Сэндис ковырялась в миске с овсянкой и беспрестанно поглядывала на закрытое ставнями окошко рядом с дверью, ведущей в квартиру.
– А они точно нас не увидят?
– Не точно, – отрубил Рон. – Но только-только рассвело, и на улицах полным-полно народу…
– Вряд ли их это остановит, – задумчиво произнесла Сэндис.

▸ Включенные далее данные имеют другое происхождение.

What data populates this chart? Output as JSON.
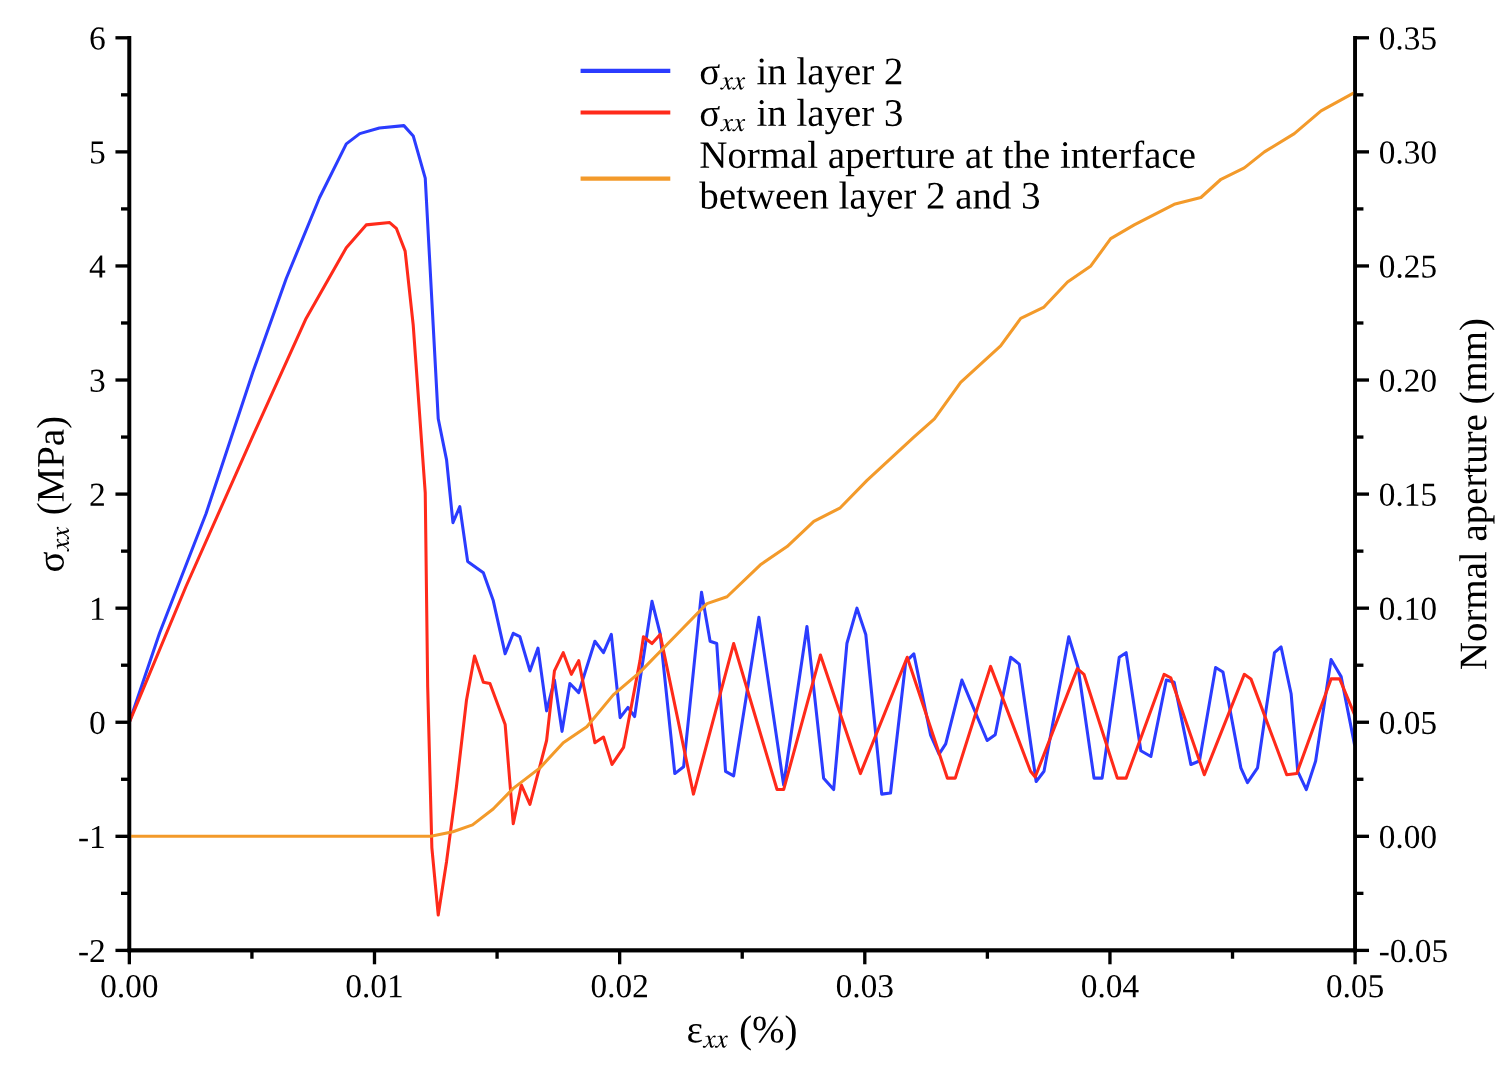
{
  "chart_data": {
    "type": "line",
    "xlabel": "ε$_{xx}$ (%)",
    "ylabel": "σ$_{xx}$ (MPa)",
    "y2label": "Normal aperture (mm)",
    "xlim": [
      0,
      0.05
    ],
    "xticks": [
      {
        "value": 0,
        "label": "0.00"
      },
      {
        "value": 0.005,
        "label": null
      },
      {
        "value": 0.01,
        "label": "0.01"
      },
      {
        "value": 0.015,
        "label": null
      },
      {
        "value": 0.02,
        "label": "0.02"
      },
      {
        "value": 0.025,
        "label": null
      },
      {
        "value": 0.03,
        "label": "0.03"
      },
      {
        "value": 0.035,
        "label": null
      },
      {
        "value": 0.04,
        "label": "0.04"
      },
      {
        "value": 0.045,
        "label": null
      },
      {
        "value": 0.05,
        "label": "0.05"
      }
    ],
    "ylim": [
      -2,
      6
    ],
    "yticks": [
      -2,
      {
        "value": -1.5,
        "label": null
      },
      -1,
      {
        "value": -0.5,
        "label": null
      },
      0,
      {
        "value": 0.5,
        "label": null
      },
      1,
      {
        "value": 1.5,
        "label": null
      },
      2,
      {
        "value": 2.5,
        "label": null
      },
      3,
      {
        "value": 3.5,
        "label": null
      },
      4,
      {
        "value": 4.5,
        "label": null
      },
      5,
      {
        "value": 5.5,
        "label": null
      },
      6
    ],
    "y2lim": [
      -0.05,
      0.35
    ],
    "y2ticks": [
      {
        "value": -0.05,
        "label": "-0.05"
      },
      {
        "value": -0.025,
        "label": null
      },
      {
        "value": 0,
        "label": "0.00"
      },
      {
        "value": 0.025,
        "label": null
      },
      {
        "value": 0.05,
        "label": "0.05"
      },
      {
        "value": 0.075,
        "label": null
      },
      {
        "value": 0.1,
        "label": "0.10"
      },
      {
        "value": 0.125,
        "label": null
      },
      {
        "value": 0.15,
        "label": "0.15"
      },
      {
        "value": 0.175,
        "label": null
      },
      {
        "value": 0.2,
        "label": "0.20"
      },
      {
        "value": 0.225,
        "label": null
      },
      {
        "value": 0.25,
        "label": "0.25"
      },
      {
        "value": 0.275,
        "label": null
      },
      {
        "value": 0.3,
        "label": "0.30"
      },
      {
        "value": 0.325,
        "label": null
      },
      {
        "value": 0.35,
        "label": "0.35"
      }
    ],
    "grid": false,
    "legend": "top",
    "marker": "none",
    "line_style": "solid",
    "series": [
      {
        "name": "σ$_{xx}$ in layer 2",
        "color": "#2b3cff",
        "x": [
          0,
          0.00123,
          0.00313,
          0.00504,
          0.0064,
          0.00776,
          0.00885,
          0.0094,
          0.0102,
          0.0112,
          0.01158,
          0.01207,
          0.0126,
          0.01294,
          0.0132,
          0.01348,
          0.0138,
          0.01444,
          0.01484,
          0.01533,
          0.01566,
          0.01593,
          0.01634,
          0.01667,
          0.01702,
          0.01734,
          0.01765,
          0.01797,
          0.01833,
          0.01899,
          0.01934,
          0.01966,
          0.02002,
          0.02034,
          0.02061,
          0.02083,
          0.02132,
          0.02165,
          0.02225,
          0.02261,
          0.02334,
          0.02369,
          0.02396,
          0.02432,
          0.02465,
          0.02568,
          0.02669,
          0.02764,
          0.02832,
          0.02873,
          0.02927,
          0.02968,
          0.03004,
          0.03069,
          0.03105,
          0.03167,
          0.032,
          0.03268,
          0.03303,
          0.0333,
          0.03396,
          0.03499,
          0.03532,
          0.03595,
          0.0363,
          0.03699,
          0.03731,
          0.03832,
          0.0387,
          0.03935,
          0.03968,
          0.04038,
          0.04066,
          0.04126,
          0.04167,
          0.0423,
          0.04262,
          0.0433,
          0.04365,
          0.04431,
          0.04461,
          0.04534,
          0.04561,
          0.04602,
          0.04671,
          0.04698,
          0.04739,
          0.04766,
          0.04801,
          0.04839,
          0.04902,
          0.04943,
          0.04997
        ],
        "values": [
          0,
          0.78,
          1.83,
          3.07,
          3.89,
          4.6,
          5.07,
          5.16,
          5.21,
          5.23,
          5.14,
          4.77,
          2.66,
          2.3,
          1.75,
          1.89,
          1.41,
          1.31,
          1.07,
          0.6,
          0.78,
          0.75,
          0.45,
          0.65,
          0.1,
          0.37,
          -0.08,
          0.34,
          0.26,
          0.71,
          0.61,
          0.77,
          0.04,
          0.13,
          0.05,
          0.37,
          1.06,
          0.78,
          -0.45,
          -0.39,
          1.14,
          0.71,
          0.69,
          -0.43,
          -0.47,
          0.92,
          -0.55,
          0.84,
          -0.49,
          -0.59,
          0.69,
          1.0,
          0.77,
          -0.63,
          -0.62,
          0.53,
          0.6,
          -0.11,
          -0.28,
          -0.19,
          0.37,
          -0.16,
          -0.11,
          0.57,
          0.51,
          -0.52,
          -0.43,
          0.75,
          0.48,
          -0.49,
          -0.49,
          0.57,
          0.61,
          -0.25,
          -0.3,
          0.37,
          0.35,
          -0.37,
          -0.34,
          0.48,
          0.44,
          -0.4,
          -0.53,
          -0.4,
          0.61,
          0.66,
          0.25,
          -0.43,
          -0.59,
          -0.34,
          0.55,
          0.4,
          -0.19
        ]
      },
      {
        "name": "σ$_{xx}$ in layer 3",
        "color": "#ff2a1a",
        "x": [
          0,
          0.00231,
          0.00504,
          0.00721,
          0.00885,
          0.00966,
          0.01062,
          0.01089,
          0.01125,
          0.01158,
          0.01207,
          0.01217,
          0.01234,
          0.0126,
          0.01294,
          0.01334,
          0.01375,
          0.01408,
          0.01444,
          0.01471,
          0.01533,
          0.01566,
          0.01599,
          0.01634,
          0.01702,
          0.01734,
          0.0177,
          0.01803,
          0.01833,
          0.01899,
          0.01934,
          0.01969,
          0.02016,
          0.02083,
          0.02097,
          0.02132,
          0.02165,
          0.02301,
          0.02465,
          0.02642,
          0.02669,
          0.02819,
          0.02982,
          0.03173,
          0.03337,
          0.03369,
          0.03513,
          0.03676,
          0.03695,
          0.03867,
          0.03894,
          0.0403,
          0.04066,
          0.04221,
          0.04248,
          0.04385,
          0.04548,
          0.04575,
          0.04721,
          0.04762,
          0.04902,
          0.04937,
          0.04997
        ],
        "values": [
          0,
          1.19,
          2.51,
          3.54,
          4.16,
          4.36,
          4.38,
          4.33,
          4.13,
          3.48,
          2.01,
          0.31,
          -1.1,
          -1.69,
          -1.22,
          -0.57,
          0.19,
          0.58,
          0.35,
          0.34,
          -0.02,
          -0.89,
          -0.55,
          -0.72,
          -0.16,
          0.45,
          0.61,
          0.42,
          0.54,
          -0.18,
          -0.13,
          -0.37,
          -0.22,
          0.54,
          0.75,
          0.69,
          0.77,
          -0.63,
          0.69,
          -0.59,
          -0.59,
          0.59,
          -0.45,
          0.57,
          -0.49,
          -0.49,
          0.49,
          -0.43,
          -0.48,
          0.47,
          0.42,
          -0.49,
          -0.49,
          0.42,
          0.39,
          -0.46,
          0.42,
          0.38,
          -0.46,
          -0.45,
          0.38,
          0.38,
          0.07
        ]
      },
      {
        "name": "Normal aperture at the interface\nbetween layer 2 and 3",
        "color": "#f39a2a",
        "axis": "y2",
        "x": [
          0,
          0.0123,
          0.0132,
          0.014,
          0.01484,
          0.01566,
          0.01675,
          0.0177,
          0.01866,
          0.01974,
          0.02083,
          0.02247,
          0.02356,
          0.02438,
          0.02574,
          0.02683,
          0.02792,
          0.029,
          0.03009,
          0.032,
          0.03284,
          0.03391,
          0.03554,
          0.03636,
          0.03731,
          0.03827,
          0.03922,
          0.04003,
          0.04099,
          0.04262,
          0.04371,
          0.04453,
          0.04548,
          0.0463,
          0.04752,
          0.04861,
          0.04997
        ],
        "values": [
          0,
          0,
          0.002,
          0.005,
          0.012,
          0.021,
          0.03,
          0.041,
          0.048,
          0.062,
          0.072,
          0.09,
          0.102,
          0.105,
          0.119,
          0.127,
          0.138,
          0.144,
          0.156,
          0.175,
          0.183,
          0.199,
          0.215,
          0.227,
          0.232,
          0.243,
          0.25,
          0.262,
          0.268,
          0.277,
          0.28,
          0.288,
          0.293,
          0.3,
          0.308,
          0.318,
          0.326
        ]
      }
    ]
  }
}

– Будь я на вашем месте, – вступил в разговор Куртц, – я бы оставил их с носом: срезал бы путь по земле Мрачного Стропаля и попетлял возле здания окружного суда. Ни туда, ни туда оккультники точно не сунутся.
Сэндис лишь горько покачала головой.
– У Мрачного Стропаля всего восемь пальцев, потому что два из них оттяпал Кайзен.
– Чего? – подавился Рон, выкатив на нее глаза.
Арни Куртц же взирал на нее в немом изумлении.
Сэндис, словно птичка, клюнула немного овсянки и пояснила:
– Я не знаю, что между ними произошло. Там был Хит… – Она посмотрела на окно, растерянно поморгала. – А разве окружной суд не на западной стороне?
– Дневные паломники встречаются в соборе в полдень и далее все вместе движутся к башне. – Рон заглотил ложку изумительно вкусной овсянки.
– И всю дорогу идут пешком?
– Да, это обязательное условие. Таким образом они показывают свое смирение, – сардонически ухмыльнулся Рон. – Клянусь, они не пропустят тебя внутрь, пока не проверят подол твоего платья. И если им покажется, что он слишком чистый, на тебя наложат епитимью и в наказание заставят обойти по кругу весь город.
– Бабкины сказки. – Куртц неуверенно поскреб подбородок. – Сказки ведь, верно?
Рон поднял на него пустые холодные глаза.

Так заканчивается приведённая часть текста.